Posted By CameronDaniels    Last updated July 23rd, 2012 7 Comments

With the recent supreme court ruling upholding the decision by Congress to institute the national healthcare system, many new questions have arisen. Simply put, any entitlement program is a re-distribution of wealth. There is no way around this fact and only debate is whether it is appropriate or efficient.

One of the issues that insurance companies, used car salesmen, online dating websites and credit companies deal with is adverse selection. Adverse selection refers to the idea that if you offer a more holistic coverage (everyone is approved for credit, anybody can join the website), those who are attracted by that fact are generally ‘worse’ than the rest of the population. This is the reason why insurance and credit card companies allow you to self-select into different cost structures with different prices.

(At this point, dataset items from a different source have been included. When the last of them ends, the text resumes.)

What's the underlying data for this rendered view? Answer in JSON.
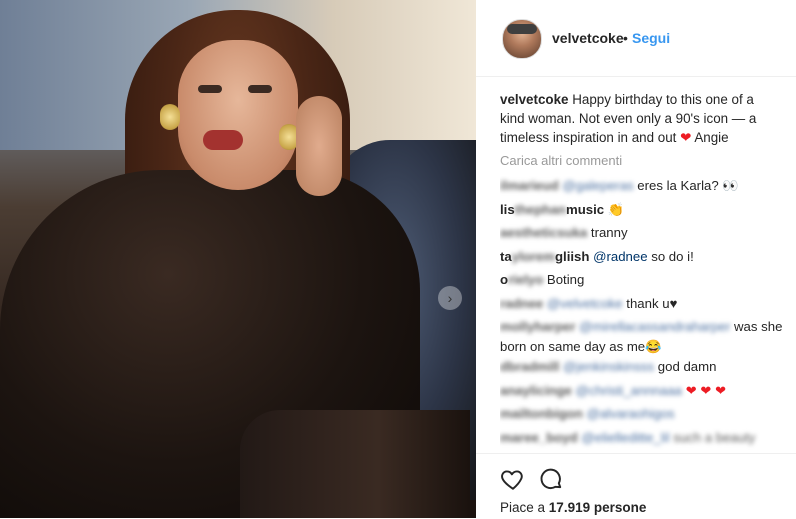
{
  "post": {
    "image_alt_icon": "photo",
    "next_icon": "›"
  },
  "header": {
    "username": "velvetcoke",
    "separator": "•",
    "follow_label": "Segui"
  },
  "caption": {
    "username": "velvetcoke",
    "text": "Happy birthday to this one of a kind woman. Not even only a 90's icon — a timeless inspiration in and out",
    "emoji": "❤",
    "tail": "Angie"
  },
  "load_more_label": "Carica altri commenti",
  "comments": [
    {
      "user": "ilmarieud",
      "mention": "@galeperas",
      "text": "eres la Karla? 👀"
    },
    {
      "user": "lis",
      "user_blur": "thephan",
      "user_tail": "music",
      "text": "👏"
    },
    {
      "user": "aestheticsuka",
      "text": "tranny"
    },
    {
      "user": "ta",
      "user_blur": "ylorem",
      "user_tail": "gliish",
      "mention": "@radnee",
      "text": "so do i!"
    },
    {
      "user": "o",
      "user_blur": "rielyo",
      "text": "Boting"
    },
    {
      "user": "radnee",
      "mention": "@velvetcoke",
      "text": "thank u",
      "emoji": "♥"
    },
    {
      "user": "mollyharper",
      "mention": "@mirellacassandraharper",
      "text": "was she born on same day as me",
      "emoji": "😂"
    },
    {
      "user": "dbradmill",
      "mention": "@jenkinskinsss",
      "text": "god damn"
    },
    {
      "user": "anaylicinge",
      "mention": "@christi_annnaaa",
      "text": "",
      "emoji": "❤ ❤ ❤"
    },
    {
      "user": "mailtonbigon",
      "mention": "@alvaraohigos",
      "text": ""
    },
    {
      "user": "maree_boyd",
      "mention": "@elielleditte_lil",
      "text": "such a beauty"
    }
  ],
  "actions": {
    "like_icon": "heart-outline",
    "comment_icon": "speech-bubble",
    "likes_prefix": "Piace a",
    "likes_count": "17.919",
    "likes_suffix": "persone"
  }
}
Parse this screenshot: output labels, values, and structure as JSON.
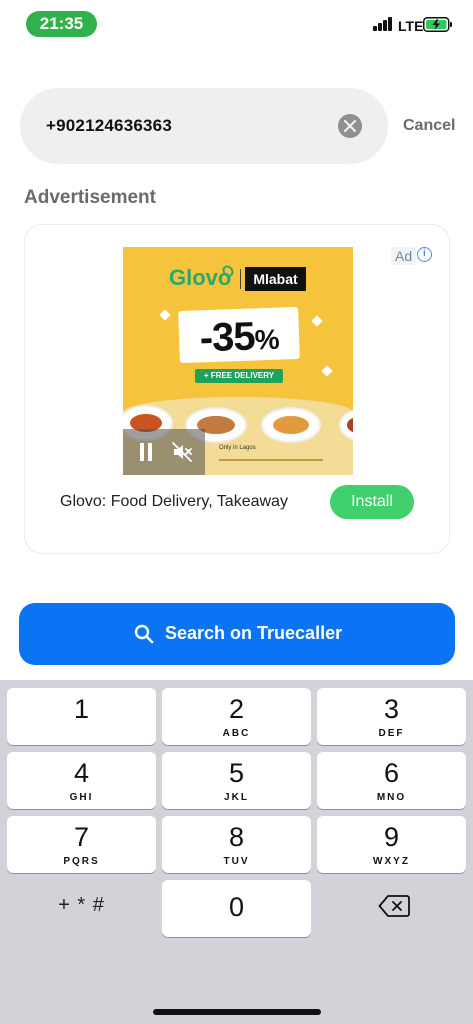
{
  "status_bar": {
    "time": "21:35",
    "network": "LTE",
    "signal_icon": "cellular-signal-icon",
    "battery_icon": "battery-charging-icon",
    "time_pill_color": "#2fb24c"
  },
  "search": {
    "value": "+902124636363",
    "clear_icon": "clear-circle-icon",
    "cancel_label": "Cancel"
  },
  "advertisement": {
    "heading": "Advertisement",
    "ad_badge": "Ad",
    "info_icon": "info-icon",
    "banner": {
      "brand_primary": "Glovo",
      "brand_secondary": "Mlabat",
      "discount_value": "-35",
      "discount_unit": "%",
      "tagline": "+ FREE DELIVERY",
      "location_note": "Only in Lagos"
    },
    "video_controls": {
      "pause_icon": "pause-icon",
      "mute_icon": "speaker-muted-icon"
    },
    "app_name": "Glovo: Food Delivery, Takeaway",
    "install_label": "Install",
    "install_color": "#3fcf6c"
  },
  "search_button": {
    "label": "Search on Truecaller",
    "icon": "search-icon",
    "color": "#0a74f5"
  },
  "keypad": {
    "keys": [
      {
        "digit": "1",
        "letters": ""
      },
      {
        "digit": "2",
        "letters": "ABC"
      },
      {
        "digit": "3",
        "letters": "DEF"
      },
      {
        "digit": "4",
        "letters": "GHI"
      },
      {
        "digit": "5",
        "letters": "JKL"
      },
      {
        "digit": "6",
        "letters": "MNO"
      },
      {
        "digit": "7",
        "letters": "PQRS"
      },
      {
        "digit": "8",
        "letters": "TUV"
      },
      {
        "digit": "9",
        "letters": "WXYZ"
      },
      {
        "digit": "0",
        "letters": ""
      }
    ],
    "symbols_label": "+ * #",
    "delete_icon": "backspace-icon"
  }
}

This is where the nuance comes in: if you allow people to choose, only those who require the insurance (chronic illnesses, etc.) will buy it and those who are generally healthy will not. The government foresaw this problem and made it mandatory for everybody to have health insurance. There are other reasons for this with more compelling and understandable aims: for two examples, insurance encourages preventative medicine and emergency rooms are over-saturated with uninsured. Thus, the government solved the adverse selection problem by making a single price (have health insurance or pay a fixed fine) and forcing everybody to have insurance.

Fast Food

Why not tax fast food?

Hold on a minute: if everybody has insurance it will also encourage people to use more healthcare services. Hopefully the incidence of this new usage lies most heavily on preventative care which will generally reduce healthcare costs (a point that many will concede yet say it is overreaching). But, now that I am paying for my neighbor, how am I going to feel about him eating McDonald’s once a week? How am I going to feel when he doesn’t join a gym or decides to go tanning?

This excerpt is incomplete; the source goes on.